Seperti yang dikatakan oleh
Budayawan kita R. Kunjana Rahardi [RKR]: Budaya kita ini kan budaya yang
suka gumunan, suka terpesona kepada barangnya orang lain, pada
bahasanya orang lain. Semangat untuk menggunakan bahasa sendiri, menggunakan
bahasa-bahasa yang lokal, itu hampir tidak muncul.

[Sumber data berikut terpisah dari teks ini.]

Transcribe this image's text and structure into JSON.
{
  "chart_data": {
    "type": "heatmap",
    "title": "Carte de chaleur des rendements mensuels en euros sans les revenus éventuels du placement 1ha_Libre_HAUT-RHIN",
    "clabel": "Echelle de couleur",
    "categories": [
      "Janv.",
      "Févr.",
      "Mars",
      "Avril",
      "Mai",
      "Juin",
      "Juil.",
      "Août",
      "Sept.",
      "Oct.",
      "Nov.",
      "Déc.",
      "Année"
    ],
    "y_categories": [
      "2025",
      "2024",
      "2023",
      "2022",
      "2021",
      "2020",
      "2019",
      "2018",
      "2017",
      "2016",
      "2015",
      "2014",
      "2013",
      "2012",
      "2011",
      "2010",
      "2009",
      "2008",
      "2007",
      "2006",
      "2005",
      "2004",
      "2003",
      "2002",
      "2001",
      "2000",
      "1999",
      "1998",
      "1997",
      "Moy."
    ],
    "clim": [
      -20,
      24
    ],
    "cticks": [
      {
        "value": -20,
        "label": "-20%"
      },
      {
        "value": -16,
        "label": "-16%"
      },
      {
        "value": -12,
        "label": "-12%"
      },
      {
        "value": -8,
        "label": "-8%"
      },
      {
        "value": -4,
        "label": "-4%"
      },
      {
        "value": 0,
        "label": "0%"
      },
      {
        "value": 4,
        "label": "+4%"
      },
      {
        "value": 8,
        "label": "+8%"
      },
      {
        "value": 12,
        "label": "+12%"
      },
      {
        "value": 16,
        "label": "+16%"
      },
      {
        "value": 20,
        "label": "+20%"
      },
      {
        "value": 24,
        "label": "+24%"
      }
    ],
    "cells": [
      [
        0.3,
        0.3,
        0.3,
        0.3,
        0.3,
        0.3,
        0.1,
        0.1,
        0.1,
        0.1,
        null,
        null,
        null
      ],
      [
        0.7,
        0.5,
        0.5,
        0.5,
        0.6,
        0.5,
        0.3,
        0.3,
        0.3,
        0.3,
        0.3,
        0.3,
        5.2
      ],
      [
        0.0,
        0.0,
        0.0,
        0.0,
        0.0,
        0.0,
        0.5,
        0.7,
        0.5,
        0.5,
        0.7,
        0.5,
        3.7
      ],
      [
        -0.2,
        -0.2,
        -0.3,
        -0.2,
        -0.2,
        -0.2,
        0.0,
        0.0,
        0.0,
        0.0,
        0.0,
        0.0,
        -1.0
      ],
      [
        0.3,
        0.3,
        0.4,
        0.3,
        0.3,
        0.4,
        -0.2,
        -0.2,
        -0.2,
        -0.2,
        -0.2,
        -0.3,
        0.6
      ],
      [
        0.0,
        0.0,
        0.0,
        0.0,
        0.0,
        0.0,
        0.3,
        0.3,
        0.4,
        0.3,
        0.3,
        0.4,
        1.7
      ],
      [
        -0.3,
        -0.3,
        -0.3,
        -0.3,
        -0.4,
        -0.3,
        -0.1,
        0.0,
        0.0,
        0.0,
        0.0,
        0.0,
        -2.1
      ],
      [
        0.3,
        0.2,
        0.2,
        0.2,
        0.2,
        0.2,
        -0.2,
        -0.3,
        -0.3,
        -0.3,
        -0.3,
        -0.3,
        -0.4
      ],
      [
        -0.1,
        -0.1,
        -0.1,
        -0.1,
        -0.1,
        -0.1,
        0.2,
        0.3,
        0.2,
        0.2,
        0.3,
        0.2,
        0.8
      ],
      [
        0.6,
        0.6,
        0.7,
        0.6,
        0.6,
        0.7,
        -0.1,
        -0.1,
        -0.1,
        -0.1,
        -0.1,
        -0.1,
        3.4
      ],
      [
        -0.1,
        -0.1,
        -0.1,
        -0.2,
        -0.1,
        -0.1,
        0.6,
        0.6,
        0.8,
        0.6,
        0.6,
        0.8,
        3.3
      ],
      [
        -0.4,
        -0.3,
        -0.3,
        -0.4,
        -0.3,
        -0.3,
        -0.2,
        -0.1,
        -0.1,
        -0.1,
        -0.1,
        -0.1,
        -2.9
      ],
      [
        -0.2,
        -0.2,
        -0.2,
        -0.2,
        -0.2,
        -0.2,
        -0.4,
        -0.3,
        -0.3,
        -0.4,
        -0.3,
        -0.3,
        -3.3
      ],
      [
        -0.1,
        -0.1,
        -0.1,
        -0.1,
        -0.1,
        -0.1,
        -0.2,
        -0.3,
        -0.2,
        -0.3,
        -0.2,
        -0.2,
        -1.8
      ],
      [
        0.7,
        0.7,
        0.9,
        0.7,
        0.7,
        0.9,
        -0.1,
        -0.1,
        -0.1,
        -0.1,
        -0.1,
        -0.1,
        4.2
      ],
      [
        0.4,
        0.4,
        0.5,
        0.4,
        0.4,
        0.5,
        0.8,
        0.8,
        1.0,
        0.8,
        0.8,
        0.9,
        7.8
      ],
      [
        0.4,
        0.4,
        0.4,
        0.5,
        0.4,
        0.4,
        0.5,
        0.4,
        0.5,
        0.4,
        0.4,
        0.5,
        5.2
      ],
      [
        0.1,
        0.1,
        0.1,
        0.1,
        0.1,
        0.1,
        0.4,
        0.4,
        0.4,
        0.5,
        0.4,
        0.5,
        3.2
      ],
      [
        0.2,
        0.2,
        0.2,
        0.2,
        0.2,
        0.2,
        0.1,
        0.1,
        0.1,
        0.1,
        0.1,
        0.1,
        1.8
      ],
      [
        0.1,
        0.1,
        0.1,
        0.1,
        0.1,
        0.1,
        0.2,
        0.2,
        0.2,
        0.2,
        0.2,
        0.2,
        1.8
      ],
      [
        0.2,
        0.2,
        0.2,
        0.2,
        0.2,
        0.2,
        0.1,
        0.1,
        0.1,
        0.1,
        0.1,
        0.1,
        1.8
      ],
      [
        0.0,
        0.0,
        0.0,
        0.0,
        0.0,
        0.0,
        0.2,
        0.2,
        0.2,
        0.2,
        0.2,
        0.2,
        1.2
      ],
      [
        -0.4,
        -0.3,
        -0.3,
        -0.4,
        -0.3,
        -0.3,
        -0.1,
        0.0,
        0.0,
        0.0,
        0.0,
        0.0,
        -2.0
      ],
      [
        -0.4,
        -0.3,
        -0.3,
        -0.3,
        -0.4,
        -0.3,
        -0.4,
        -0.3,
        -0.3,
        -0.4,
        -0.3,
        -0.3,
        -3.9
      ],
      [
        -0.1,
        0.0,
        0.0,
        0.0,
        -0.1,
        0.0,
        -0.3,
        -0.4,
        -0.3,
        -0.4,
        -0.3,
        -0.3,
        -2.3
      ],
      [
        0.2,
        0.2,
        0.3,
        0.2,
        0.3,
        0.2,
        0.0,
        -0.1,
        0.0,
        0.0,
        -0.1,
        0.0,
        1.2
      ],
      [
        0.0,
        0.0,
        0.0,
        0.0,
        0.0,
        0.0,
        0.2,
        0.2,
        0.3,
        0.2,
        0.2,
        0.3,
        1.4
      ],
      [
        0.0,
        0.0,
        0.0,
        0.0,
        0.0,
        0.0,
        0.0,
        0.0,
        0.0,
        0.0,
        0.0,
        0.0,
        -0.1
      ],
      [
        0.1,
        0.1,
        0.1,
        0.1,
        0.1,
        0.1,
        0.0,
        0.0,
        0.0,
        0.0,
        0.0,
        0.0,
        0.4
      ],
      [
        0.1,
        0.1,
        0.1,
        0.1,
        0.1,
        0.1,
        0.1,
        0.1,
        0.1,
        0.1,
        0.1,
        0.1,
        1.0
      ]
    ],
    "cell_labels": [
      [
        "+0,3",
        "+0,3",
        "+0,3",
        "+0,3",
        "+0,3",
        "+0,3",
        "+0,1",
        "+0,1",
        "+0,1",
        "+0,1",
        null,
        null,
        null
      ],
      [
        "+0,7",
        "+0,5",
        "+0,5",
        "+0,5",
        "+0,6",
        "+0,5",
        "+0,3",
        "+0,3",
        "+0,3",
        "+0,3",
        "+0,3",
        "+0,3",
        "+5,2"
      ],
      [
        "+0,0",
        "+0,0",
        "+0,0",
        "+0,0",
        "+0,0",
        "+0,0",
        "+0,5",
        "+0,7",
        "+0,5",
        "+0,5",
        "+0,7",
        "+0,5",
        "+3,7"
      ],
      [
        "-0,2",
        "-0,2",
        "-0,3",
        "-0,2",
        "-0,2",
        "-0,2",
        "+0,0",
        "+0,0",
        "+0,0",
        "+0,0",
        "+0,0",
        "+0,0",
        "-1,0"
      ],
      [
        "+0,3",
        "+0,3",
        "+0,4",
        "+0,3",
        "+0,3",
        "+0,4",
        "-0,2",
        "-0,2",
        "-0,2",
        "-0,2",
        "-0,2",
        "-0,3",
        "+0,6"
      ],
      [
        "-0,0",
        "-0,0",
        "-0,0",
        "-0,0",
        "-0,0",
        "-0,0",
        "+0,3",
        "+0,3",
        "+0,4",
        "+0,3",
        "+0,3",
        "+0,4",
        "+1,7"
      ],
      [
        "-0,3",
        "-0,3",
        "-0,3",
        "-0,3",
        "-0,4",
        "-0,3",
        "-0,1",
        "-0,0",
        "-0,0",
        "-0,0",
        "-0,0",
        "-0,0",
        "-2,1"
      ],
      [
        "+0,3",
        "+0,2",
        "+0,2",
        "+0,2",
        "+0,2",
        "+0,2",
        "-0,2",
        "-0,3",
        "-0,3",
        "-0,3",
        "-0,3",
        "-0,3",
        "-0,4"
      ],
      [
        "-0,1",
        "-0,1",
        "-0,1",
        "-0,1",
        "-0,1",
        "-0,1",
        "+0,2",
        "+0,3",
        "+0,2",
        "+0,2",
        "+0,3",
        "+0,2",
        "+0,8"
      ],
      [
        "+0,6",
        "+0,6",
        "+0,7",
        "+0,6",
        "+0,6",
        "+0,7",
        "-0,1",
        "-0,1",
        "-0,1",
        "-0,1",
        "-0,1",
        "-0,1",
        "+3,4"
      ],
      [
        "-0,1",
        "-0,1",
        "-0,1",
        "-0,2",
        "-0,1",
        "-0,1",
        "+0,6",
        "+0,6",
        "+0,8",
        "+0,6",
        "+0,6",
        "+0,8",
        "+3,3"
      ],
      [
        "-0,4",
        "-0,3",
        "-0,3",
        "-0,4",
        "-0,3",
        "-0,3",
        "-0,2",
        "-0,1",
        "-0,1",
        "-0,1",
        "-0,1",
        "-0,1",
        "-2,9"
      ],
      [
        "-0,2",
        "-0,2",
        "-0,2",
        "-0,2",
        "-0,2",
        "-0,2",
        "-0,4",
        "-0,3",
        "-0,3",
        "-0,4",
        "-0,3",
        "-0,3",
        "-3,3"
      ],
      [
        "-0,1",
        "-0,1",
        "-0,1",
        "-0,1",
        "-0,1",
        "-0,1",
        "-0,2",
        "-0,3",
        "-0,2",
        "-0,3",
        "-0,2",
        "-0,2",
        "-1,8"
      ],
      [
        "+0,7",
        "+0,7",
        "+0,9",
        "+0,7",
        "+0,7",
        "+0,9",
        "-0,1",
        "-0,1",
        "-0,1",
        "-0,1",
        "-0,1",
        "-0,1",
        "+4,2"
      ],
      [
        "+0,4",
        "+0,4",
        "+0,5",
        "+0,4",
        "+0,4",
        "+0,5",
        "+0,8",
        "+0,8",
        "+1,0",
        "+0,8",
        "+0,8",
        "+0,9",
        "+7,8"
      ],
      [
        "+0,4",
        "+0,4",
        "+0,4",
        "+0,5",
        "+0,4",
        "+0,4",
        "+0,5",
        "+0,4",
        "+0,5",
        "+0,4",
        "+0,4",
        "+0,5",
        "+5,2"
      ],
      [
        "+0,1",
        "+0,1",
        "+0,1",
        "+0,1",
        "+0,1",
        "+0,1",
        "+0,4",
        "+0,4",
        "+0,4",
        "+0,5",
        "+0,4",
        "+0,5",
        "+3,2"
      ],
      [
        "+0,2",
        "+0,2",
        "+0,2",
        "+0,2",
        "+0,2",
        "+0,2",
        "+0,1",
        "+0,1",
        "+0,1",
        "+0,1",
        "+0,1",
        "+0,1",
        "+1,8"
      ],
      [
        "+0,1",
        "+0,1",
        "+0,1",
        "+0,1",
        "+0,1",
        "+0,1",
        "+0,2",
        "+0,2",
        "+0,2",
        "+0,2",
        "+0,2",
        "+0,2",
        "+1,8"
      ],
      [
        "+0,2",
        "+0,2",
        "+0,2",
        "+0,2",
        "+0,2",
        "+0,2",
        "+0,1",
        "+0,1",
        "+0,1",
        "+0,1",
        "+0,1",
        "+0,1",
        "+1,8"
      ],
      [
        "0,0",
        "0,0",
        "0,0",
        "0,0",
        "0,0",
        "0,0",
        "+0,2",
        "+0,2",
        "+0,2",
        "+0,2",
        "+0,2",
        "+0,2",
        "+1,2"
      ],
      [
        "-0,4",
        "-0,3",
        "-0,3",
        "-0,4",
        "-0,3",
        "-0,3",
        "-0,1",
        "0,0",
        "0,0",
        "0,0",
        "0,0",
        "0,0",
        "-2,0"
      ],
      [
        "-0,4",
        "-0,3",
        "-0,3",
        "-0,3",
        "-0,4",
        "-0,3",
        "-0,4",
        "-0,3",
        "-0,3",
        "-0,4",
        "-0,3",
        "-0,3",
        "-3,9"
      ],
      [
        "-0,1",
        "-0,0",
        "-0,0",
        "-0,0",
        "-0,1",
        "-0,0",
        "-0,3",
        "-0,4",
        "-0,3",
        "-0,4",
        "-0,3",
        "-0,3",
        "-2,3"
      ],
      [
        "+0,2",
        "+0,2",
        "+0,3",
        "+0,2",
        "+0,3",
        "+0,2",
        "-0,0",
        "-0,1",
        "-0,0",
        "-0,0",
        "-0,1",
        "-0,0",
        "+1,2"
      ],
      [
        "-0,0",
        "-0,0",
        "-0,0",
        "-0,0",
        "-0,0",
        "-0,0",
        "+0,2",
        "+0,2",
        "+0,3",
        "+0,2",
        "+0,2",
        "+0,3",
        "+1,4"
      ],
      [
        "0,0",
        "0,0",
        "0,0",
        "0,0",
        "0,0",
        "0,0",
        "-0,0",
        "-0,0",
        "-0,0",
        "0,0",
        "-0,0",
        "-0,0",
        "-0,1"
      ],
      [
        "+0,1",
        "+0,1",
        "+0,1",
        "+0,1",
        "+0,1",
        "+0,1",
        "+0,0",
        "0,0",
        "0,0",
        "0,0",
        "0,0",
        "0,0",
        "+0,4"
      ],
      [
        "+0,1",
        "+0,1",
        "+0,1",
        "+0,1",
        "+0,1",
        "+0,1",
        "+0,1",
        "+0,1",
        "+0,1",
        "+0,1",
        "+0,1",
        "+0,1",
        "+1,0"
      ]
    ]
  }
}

Namun kepada tidak pada hal
wilayah teritorial? Saya pikir itu adalah hal yang tidak dapat dipadupadankan,
kedua hal tersebut sangat berbeda. Kenapa hal itu berbeda padahal semuanya kan
keIndonesiaan?
Ya, itu benar. Tetapi ini
semua kan masalah komunikasi. Masalah peranti komunikasi saja sebenarnya. Jadi
kita ini untuk peranti-peranti komunikasi ini betul-betul tidak mempunyai standpoint yang
sangat kuat. Juga dalam hal ekonomilah. Bagaimana kita sangat tergiur oleh
barang-barang yang datang dari asing. Kalau dipikir-pikir hal tersebut
manusiawi sekali.
Sama dengan bahasa ini
sebenarnya. Bagaimana kita suka tergiur dengan kata-kata yang berasal dari
asing, sedangkan ada kata dalam bahasa Indonesia yang sudah dibakukan. Itu saya
kira terpisah dengan masalah teritorial. Kalau masalah itu memang saya kira itu
masalah wilayah, masalah hidup-mati. Kalau bahasa ini bukan masalah hidup-mati.

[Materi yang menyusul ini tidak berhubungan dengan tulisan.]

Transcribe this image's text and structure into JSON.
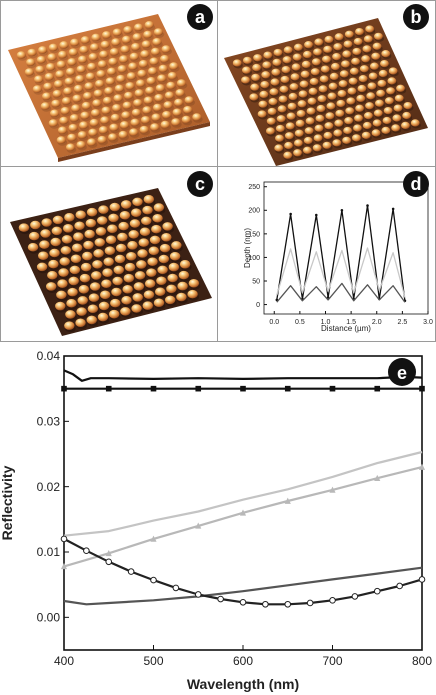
{
  "panels": {
    "a": {
      "letter": "a",
      "kind": "afm-surface",
      "contrast": "low"
    },
    "b": {
      "letter": "b",
      "kind": "afm-surface",
      "contrast": "medium"
    },
    "c": {
      "letter": "c",
      "kind": "afm-surface",
      "contrast": "high"
    }
  },
  "afm_colors": {
    "base": "#c8652f",
    "peak": "#fff3c0",
    "hole": "#3a2418"
  },
  "chart_data": [
    {
      "panel_letter": "d",
      "type": "line",
      "xlabel": "Distance (µm)",
      "ylabel": "Depth (nm)",
      "xlim": [
        -0.2,
        3.0
      ],
      "ylim": [
        -20,
        260
      ],
      "xticks": [
        0.0,
        0.5,
        1.0,
        1.5,
        2.0,
        2.5,
        3.0
      ],
      "yticks": [
        0,
        50,
        100,
        150,
        200,
        250
      ],
      "grid": false,
      "series": [
        {
          "color": "#111111",
          "marker": "dot",
          "x": [
            0.05,
            0.32,
            0.55,
            0.82,
            1.05,
            1.32,
            1.55,
            1.82,
            2.05,
            2.32,
            2.55
          ],
          "y": [
            10,
            192,
            12,
            190,
            15,
            200,
            12,
            210,
            12,
            203,
            8
          ]
        },
        {
          "color": "#c8c8c8",
          "marker": "none",
          "x": [
            0.05,
            0.32,
            0.55,
            0.82,
            1.05,
            1.32,
            1.55,
            1.82,
            2.05,
            2.32,
            2.55
          ],
          "y": [
            20,
            118,
            25,
            112,
            28,
            115,
            25,
            120,
            30,
            110,
            15
          ]
        },
        {
          "color": "#555555",
          "marker": "none",
          "x": [
            0.05,
            0.32,
            0.55,
            0.82,
            1.05,
            1.32,
            1.55,
            1.82,
            2.05,
            2.32,
            2.55
          ],
          "y": [
            5,
            40,
            8,
            38,
            10,
            45,
            8,
            42,
            10,
            40,
            5
          ]
        }
      ]
    },
    {
      "panel_letter": "e",
      "type": "line",
      "xlabel": "Wavelength (nm)",
      "ylabel": "Reflectivity",
      "xlim": [
        400,
        800
      ],
      "ylim": [
        -0.005,
        0.04
      ],
      "xticks": [
        400,
        500,
        600,
        700,
        800
      ],
      "yticks": [
        0.0,
        0.01,
        0.02,
        0.03,
        0.04
      ],
      "grid": false,
      "series": [
        {
          "color": "#111111",
          "marker": "none",
          "x": [
            400,
            410,
            420,
            430,
            450,
            500,
            550,
            600,
            650,
            700,
            750,
            780,
            800
          ],
          "y": [
            0.0378,
            0.0372,
            0.0362,
            0.0366,
            0.0366,
            0.0365,
            0.0366,
            0.0365,
            0.0366,
            0.0366,
            0.0366,
            0.0368,
            0.0367
          ]
        },
        {
          "color": "#111111",
          "marker": "square",
          "x": [
            400,
            450,
            500,
            550,
            600,
            650,
            700,
            750,
            800
          ],
          "y": [
            0.035,
            0.035,
            0.035,
            0.035,
            0.035,
            0.035,
            0.035,
            0.035,
            0.035
          ]
        },
        {
          "color": "#c4c4c4",
          "marker": "none",
          "x": [
            400,
            450,
            500,
            550,
            600,
            650,
            700,
            750,
            800
          ],
          "y": [
            0.0125,
            0.0132,
            0.0148,
            0.0162,
            0.018,
            0.0196,
            0.0215,
            0.0236,
            0.0253
          ]
        },
        {
          "color": "#b8b8b8",
          "marker": "triangle",
          "x": [
            400,
            450,
            500,
            550,
            600,
            650,
            700,
            750,
            800
          ],
          "y": [
            0.0078,
            0.0098,
            0.012,
            0.014,
            0.016,
            0.0178,
            0.0195,
            0.0213,
            0.023
          ]
        },
        {
          "color": "#555555",
          "marker": "none",
          "x": [
            400,
            425,
            450,
            500,
            550,
            600,
            650,
            700,
            750,
            800
          ],
          "y": [
            0.0025,
            0.002,
            0.0022,
            0.0026,
            0.0032,
            0.004,
            0.0049,
            0.0058,
            0.0067,
            0.0076
          ]
        },
        {
          "color": "#222222",
          "marker": "circle",
          "x": [
            400,
            425,
            450,
            475,
            500,
            525,
            550,
            575,
            600,
            625,
            650,
            675,
            700,
            725,
            750,
            775,
            800
          ],
          "y": [
            0.012,
            0.0102,
            0.0085,
            0.007,
            0.0057,
            0.0045,
            0.0035,
            0.0028,
            0.0023,
            0.002,
            0.002,
            0.0022,
            0.0026,
            0.0032,
            0.004,
            0.0048,
            0.0058
          ]
        }
      ]
    }
  ]
}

Ini masalah komunikasi saja sebenarnya.
Kalau boleh saya mengangkat
pendapat Profesor Benedict Anderson, yang mengamati
Indonesia juga dari segi bahasa, selain dari segi politik, dalam salah satu
esei terakhir tentang Soeharto, eseinya dalam bahasa Inggris, dia menyebut apa
yang dikatakannya sebagai historical lobotomy. Artinya kehampaan sejarah,
yang dialami oleh Indonesia selama Orde Baru, dan kemudian sesudah Orde Baru sekarang.
Kemudian muncul pertanyaan apakah karena orang Indonesia ini dibuat oleh Orde
Baru tidak kenal lagi sejarahnya, pangling kepada sejarahnya sendiri, maka
mereka lebih tertarik pada hal-hal yang asing-asing itu?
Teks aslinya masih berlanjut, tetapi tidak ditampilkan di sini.